Lynne took it much harder than either Jill or I expected. She
was ecstatic for Jill, and I could hear them squealing like girls in
high school as I went in to "wash my hands." But by the time
I had been informed (and was suitably surprised) Lynne had had time to
think about it long enough that she wailed "I'm too young to be a
grandmother!"
Jack and Jill took our three out to get ice cream that evening, so I
could convince "Grandma" that you're as young as you feel. It
was the best sex we'd had in a long time, and that's saying something.
For whatever reason getting pregnant changed Jill's relationship with
me. She never teased me again, and I never got another one of
those bell ringing kisses. The closeness was still there, but
the sexual tension was missing from it. I got wonderful hugs,
and she wasn't shy about her good parts contacting my good parts, but
she didn't rub against me any more. She would lean against me
on cold winter evenings as we cuddled a child or two, watching TV or a
movie, but I didn't worry about getting an erection about it.
It was kind of bittersweet, in a way, because her memory was precious
to me, but the fantasy of renewing that memory had slipped away.

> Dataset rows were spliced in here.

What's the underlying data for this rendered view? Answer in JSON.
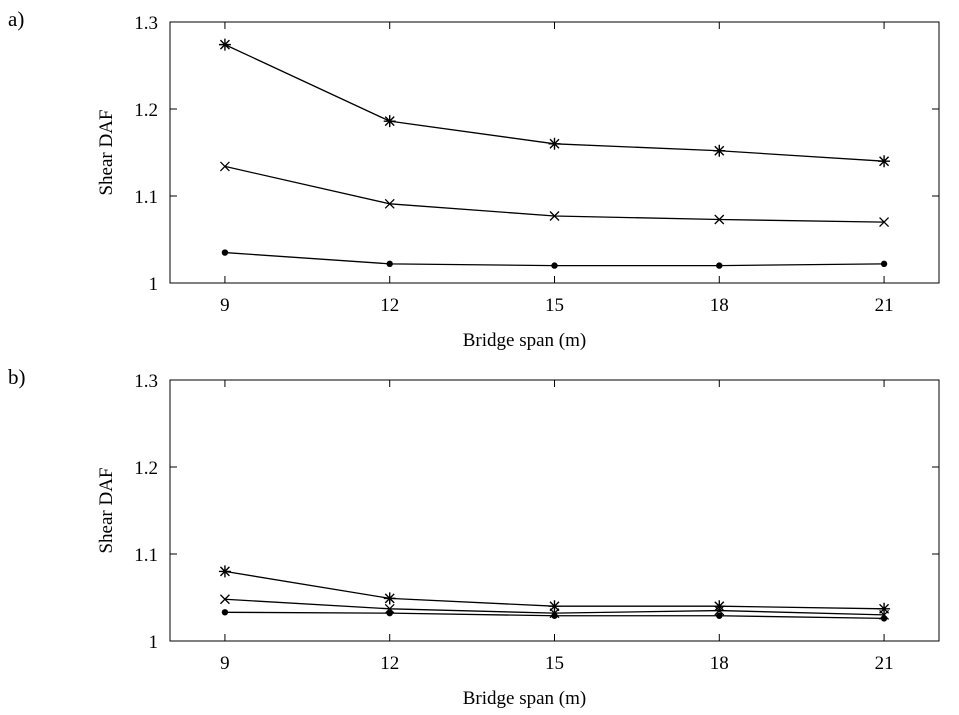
{
  "chart_data": [
    {
      "type": "line",
      "panel_label": "a)",
      "xlabel": "Bridge span (m)",
      "ylabel": "Shear DAF",
      "xlim": [
        8,
        22
      ],
      "ylim": [
        1,
        1.3
      ],
      "x_ticks": [
        9,
        12,
        15,
        18,
        21
      ],
      "y_ticks": [
        1,
        1.1,
        1.2,
        1.3
      ],
      "x_tick_labels": [
        "9",
        "12",
        "15",
        "18",
        "21"
      ],
      "y_tick_labels": [
        "1",
        "1.1",
        "1.2",
        "1.3"
      ],
      "grid": false,
      "legend": "none",
      "x": [
        9,
        12,
        15,
        18,
        21
      ],
      "series": [
        {
          "marker": "asterisk",
          "values": [
            1.274,
            1.186,
            1.16,
            1.152,
            1.14
          ]
        },
        {
          "marker": "cross",
          "values": [
            1.134,
            1.091,
            1.077,
            1.073,
            1.07
          ]
        },
        {
          "marker": "dot",
          "values": [
            1.035,
            1.022,
            1.02,
            1.02,
            1.022
          ]
        }
      ]
    },
    {
      "type": "line",
      "panel_label": "b)",
      "xlabel": "Bridge span (m)",
      "ylabel": "Shear DAF",
      "xlim": [
        8,
        22
      ],
      "ylim": [
        1,
        1.3
      ],
      "x_ticks": [
        9,
        12,
        15,
        18,
        21
      ],
      "y_ticks": [
        1,
        1.1,
        1.2,
        1.3
      ],
      "x_tick_labels": [
        "9",
        "12",
        "15",
        "18",
        "21"
      ],
      "y_tick_labels": [
        "1",
        "1.1",
        "1.2",
        "1.3"
      ],
      "grid": false,
      "legend": "none",
      "x": [
        9,
        12,
        15,
        18,
        21
      ],
      "series": [
        {
          "marker": "asterisk",
          "values": [
            1.08,
            1.049,
            1.04,
            1.04,
            1.037
          ]
        },
        {
          "marker": "cross",
          "values": [
            1.048,
            1.037,
            1.032,
            1.035,
            1.03
          ]
        },
        {
          "marker": "dot",
          "values": [
            1.033,
            1.032,
            1.029,
            1.029,
            1.026
          ]
        }
      ]
    }
  ]
}
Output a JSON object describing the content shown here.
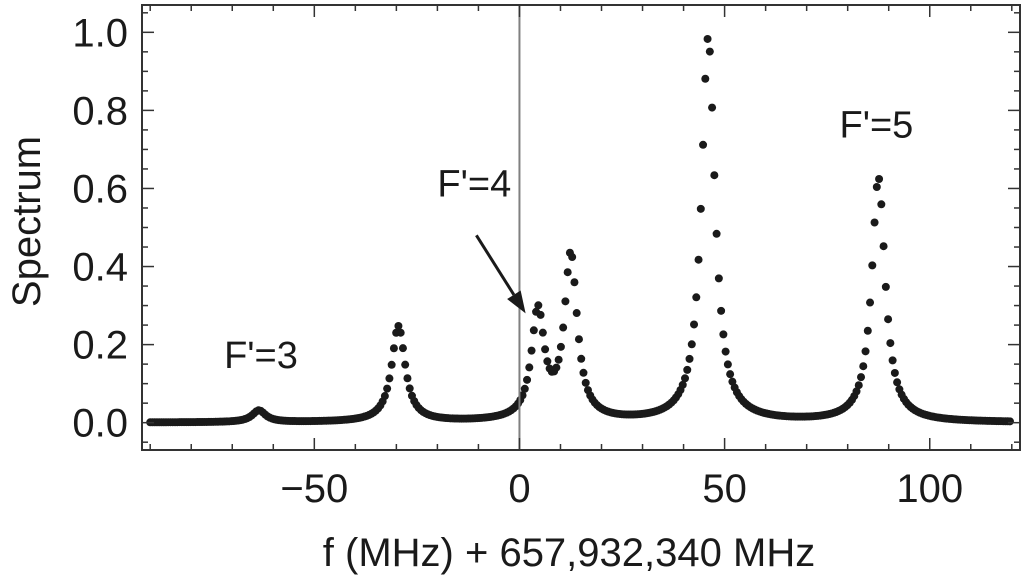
{
  "chart_data": {
    "type": "scatter",
    "title": "",
    "xlabel": "f (MHz) + 657,932,340 MHz",
    "ylabel": "Spectrum",
    "xlim": [
      -92,
      122
    ],
    "ylim": [
      -0.07,
      1.07
    ],
    "x_ticks": [
      -50,
      0,
      50,
      100
    ],
    "x_tick_labels": [
      "−50",
      "0",
      "50",
      "100"
    ],
    "y_ticks": [
      0.0,
      0.2,
      0.4,
      0.6,
      0.8,
      1.0
    ],
    "y_tick_labels": [
      "0.0",
      "0.2",
      "0.4",
      "0.6",
      "0.8",
      "1.0"
    ],
    "x_minor_step": 10,
    "y_minor_step": 0.05,
    "grid": false,
    "marker_color": "#1a1a1a",
    "reference_line": {
      "x": 0,
      "color": "#808080"
    },
    "peaks": [
      {
        "center": -63.5,
        "amplitude": 0.03,
        "hwhm": 2.0
      },
      {
        "center": -29.5,
        "amplitude": 0.245,
        "hwhm": 2.0
      },
      {
        "center": 4.5,
        "amplitude": 0.275,
        "hwhm": 1.9
      },
      {
        "center": 12.5,
        "amplitude": 0.42,
        "hwhm": 1.9
      },
      {
        "center": 46.0,
        "amplitude": 0.985,
        "hwhm": 2.0
      },
      {
        "center": 87.5,
        "amplitude": 0.625,
        "hwhm": 2.0
      }
    ],
    "x_range": [
      -90,
      120
    ],
    "sample_step": 0.55,
    "annotations": [
      {
        "text": "F'=3",
        "x": -63,
        "y": 0.14
      },
      {
        "text": "F'=4",
        "x": -11,
        "y": 0.58
      },
      {
        "text": "F'=5",
        "x": 87,
        "y": 0.73
      }
    ],
    "arrow": {
      "from": [
        -10.5,
        0.48
      ],
      "to": [
        1.5,
        0.28
      ]
    }
  }
}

Love is like that. If someone tells you you can only love one
person, tell them they're full of it. Falling in love is
easy. It's making things work with all the people you fall in
love with that's the challenge. And love makes you sacrifice
some things, for the benefit of those you love. That part is
pretty rough sometimes too.
But it's worth it, if you can keep the love in the appropriate context.
Not only do you get to keep loving someone ... it can get a
granddaughter named after you.
Roberta Lynne Parks will learn about that some day, when she's old
enough to ask about where she got her name.